Improving Transformer Models by Reordering their Sublayers
The transformer layer is currently the primary modeling component in natural language processing, playing a lead role in recent innovations such as BERT and GPT-2. Each transformer layer consists of a self-attention sublayer (s) followed by a feedforward sublayer (f), creating an interleaving pattern of self-attention and feedforward sublayers throughout a multilayer transformer model.
To the best of our knowledge, there is no reason to expect this particular pattern to be optimal.
To try and find a better sublayer ordering pattern, we generated a small amount of random transformer models (examples below), trained them on a language modelig benchmark, and then analyzed the results to try and understand what the succesful models had in common. Based on this analysis we manually designed a new transformer ordering pattern (the sandwich transformer) that beats the baseline interleaved ordering on multiple benchmarks.

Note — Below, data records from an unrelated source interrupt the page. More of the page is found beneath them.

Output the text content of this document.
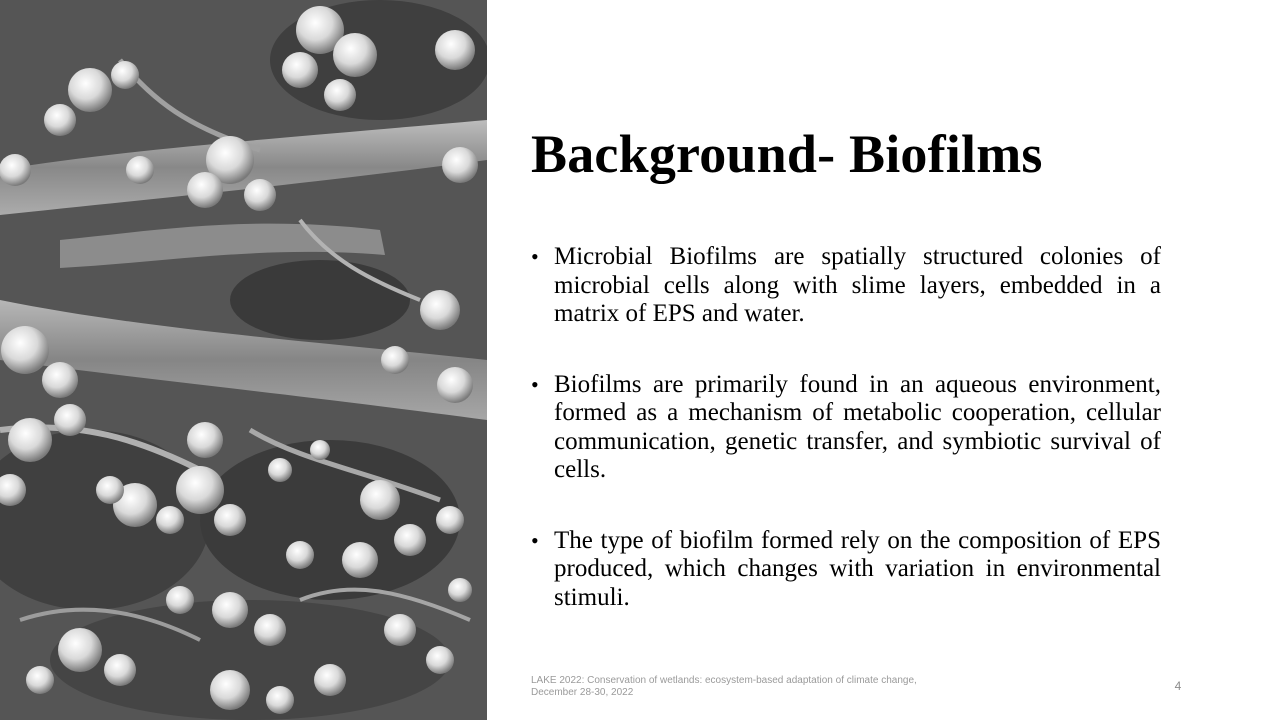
Background- Biofilms
• Microbial Biofilms are spatially structured colonies of microbial cells along with slime layers, embedded in a matrix of EPS and water.
• Biofilms are primarily found in an aqueous environment, formed as a mechanism of metabolic cooperation, cellular communication, genetic transfer, and symbiotic survival of cells.
• The type of biofilm formed rely on the composition of EPS produced, which changes with variation in environmental stimuli.
LAKE 2022: Conservation of wetlands: ecosystem-based adaptation of climate change, December 28-30, 2022	4
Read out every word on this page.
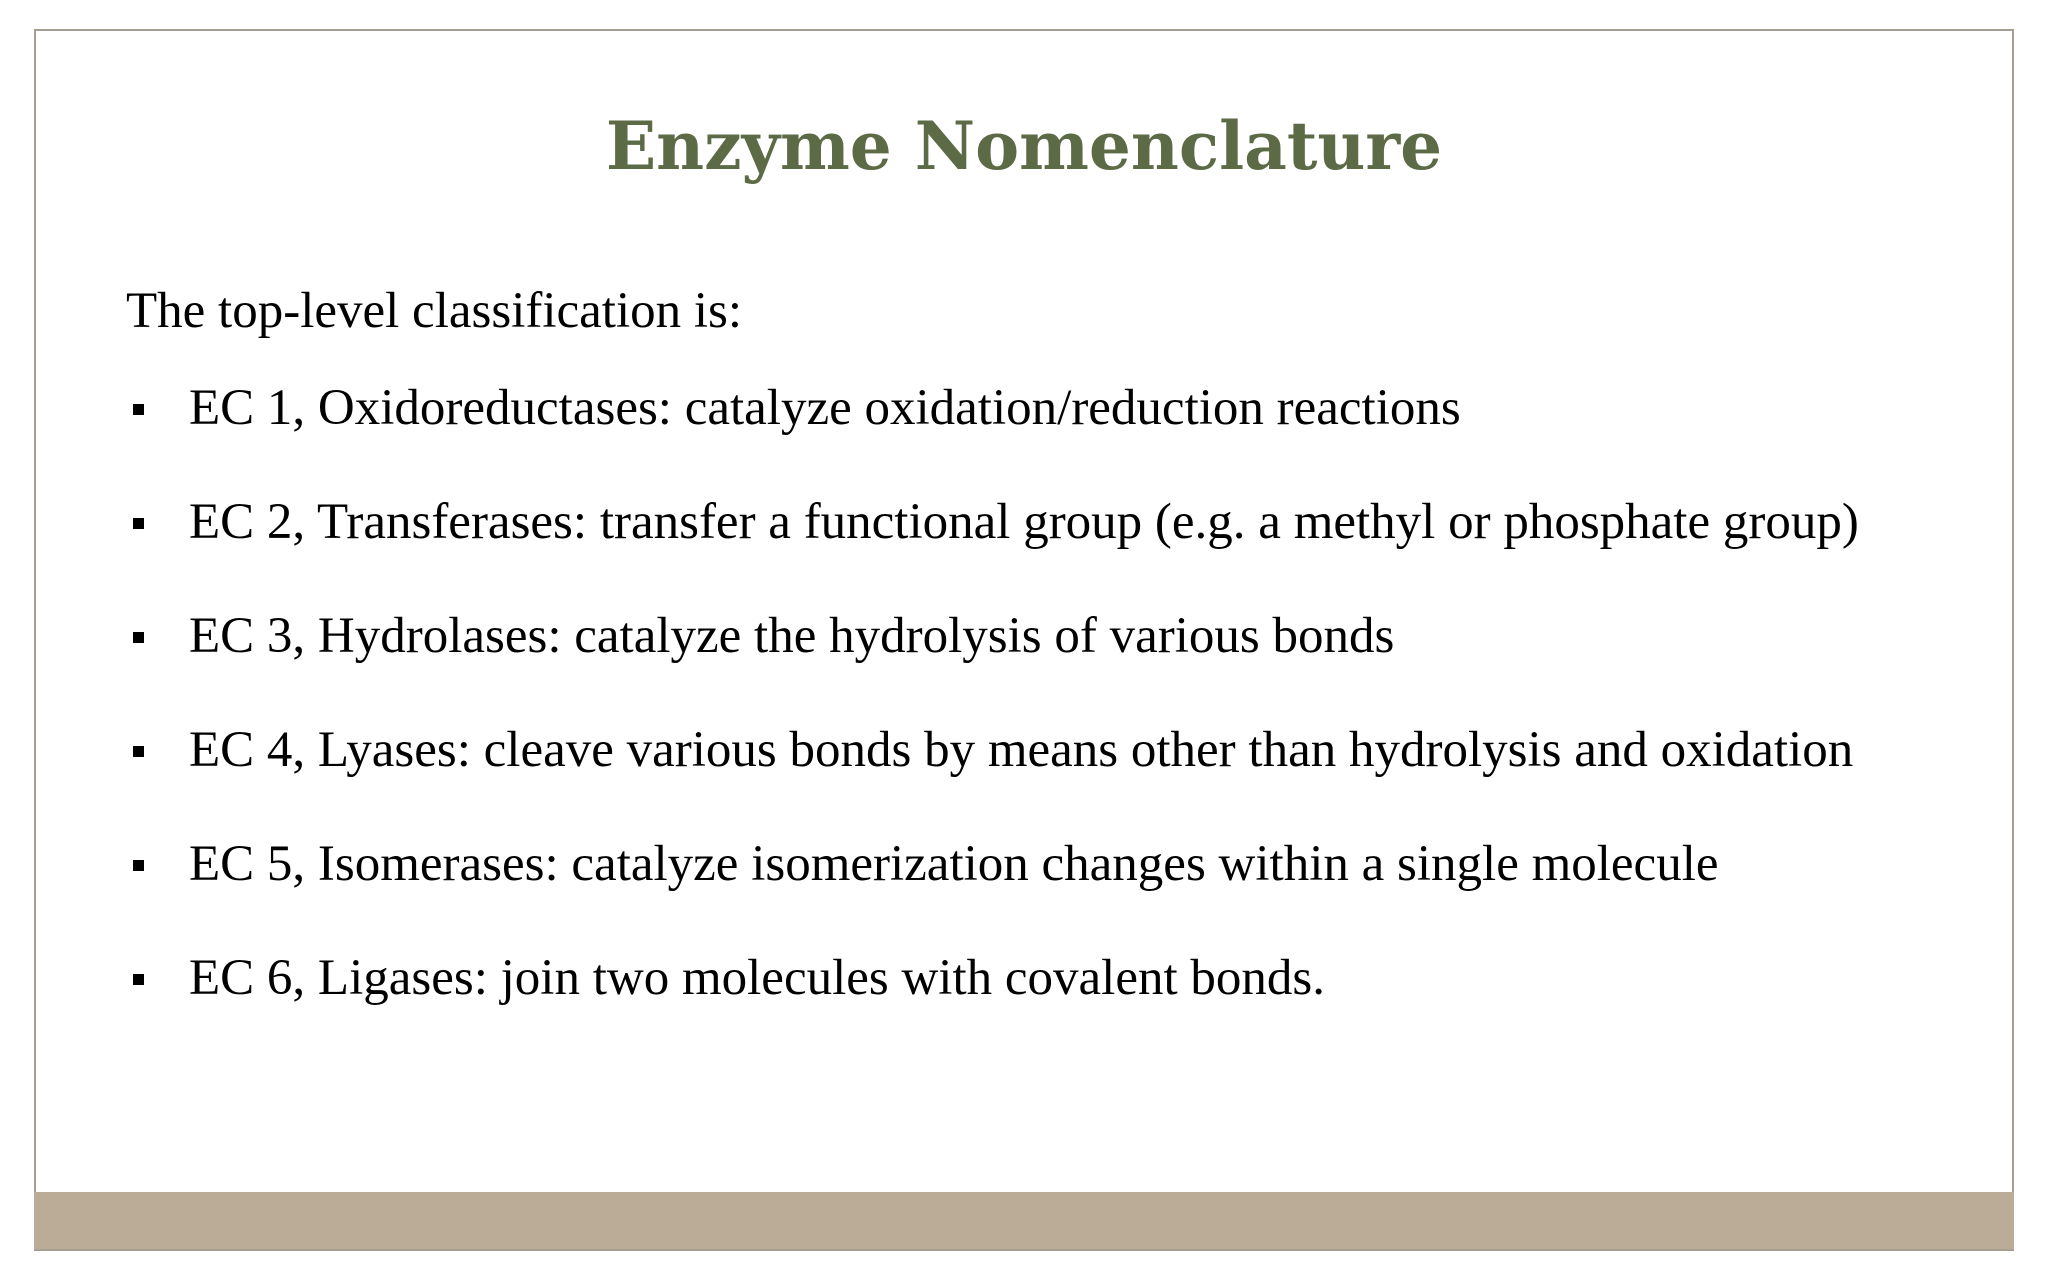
Enzyme Nomenclature

The top-level classification is:

EC 1, Oxidoreductases: catalyze oxidation/reduction reactions
EC 2, Transferases: transfer a functional group (e.g. a methyl or phosphate group)
EC 3, Hydrolases: catalyze the hydrolysis of various bonds
EC 4, Lyases: cleave various bonds by means other than hydrolysis and oxidation
EC 5, Isomerases: catalyze isomerization changes within a single molecule
EC 6, Ligases: join two molecules with covalent bonds.
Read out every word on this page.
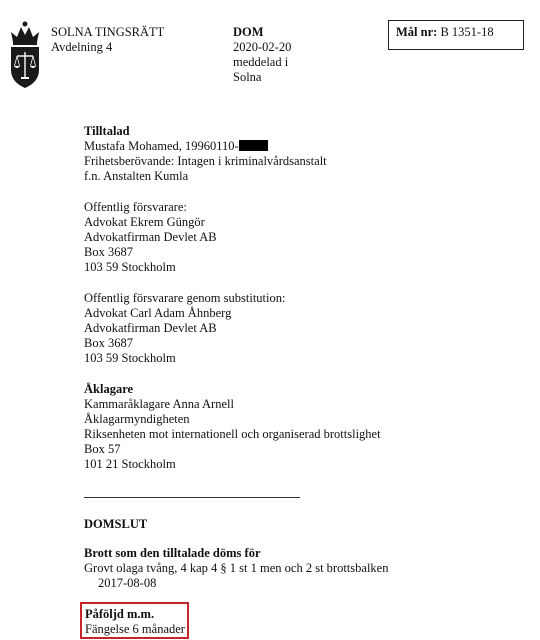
SOLNA TINGSRÄTT
Avdelning 4
DOM
2020-02-20
meddelad i
Solna
Mål nr: B 1351-18
Tilltalad
Mustafa Mohamed, 19960110-
Frihetsberövande: Intagen i kriminalvårdsanstalt
f.n. Anstalten Kumla
Offentlig försvarare:
Advokat Ekrem Güngör
Advokatfirman Devlet AB
Box 3687
103 59 Stockholm
Offentlig försvarare genom substitution:
Advokat Carl Adam Åhnberg
Advokatfirman Devlet AB
Box 3687
103 59 Stockholm
Åklagare
Kammaråklagare Anna Arnell
Åklagarmyndigheten
Riksenheten mot internationell och organiserad brottslighet
Box 57
101 21 Stockholm
DOMSLUT
Brott som den tilltalade döms för
Grovt olaga tvång, 4 kap 4 § 1 st 1 men och 2 st brottsbalken
2017-08-08
Påföljd m.m.
Fängelse 6 månader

As previously mentioned, we first generate random transformer models, varying the number of each type of sublayer, and their ordering, while keeping the number of parameters constant. Here are a few of these randomly generated models:
We train these models on the standard WikiText-103 word-level language modeling benchmark, and observe that some of these random models outperform the original interleaved transformer model. Our analysis shows that models with more self-attention toward the bottom and more feedforward sublayers toward the top tend to perform better in general:
Based on this insight, we design a new family of transformer models that follow a distinct sublayer ordering pattern: sandwich transformers. Sandwich transformers are made up of
n self-attention sublayers, followed by the regular interleaved transformer pattern, followed by
n feedforward sublayers:
Our experiments demonstrate that a sandwich transformer outperforms the baseline of interleaved transformer model. This result is made more interesting by the fact that our sandwich transformer is simply a reordering of the sublayers in the baseline model, and does not require more parameters, memory, or training time. On WikiText-103, sandwich transforms improve perplexity while also reducing the variance caused by selecting different random seeds:
Finally, we demonstrate that even though the sandwich transformer is motivated by random search experiments on WikiText-103, it can improve performance on additional domains and tasks. Sandwich transformers achieve state-of-the-art results on the enwik8 character-level language modeling dataset and on an additional word-level corpus, but have no significant effect on machine translation. We conjecture that tuning transformer reorderings to specific tasks could yield even larger gains, and that further exploration of the ordering space may provide universally beneficial patterns.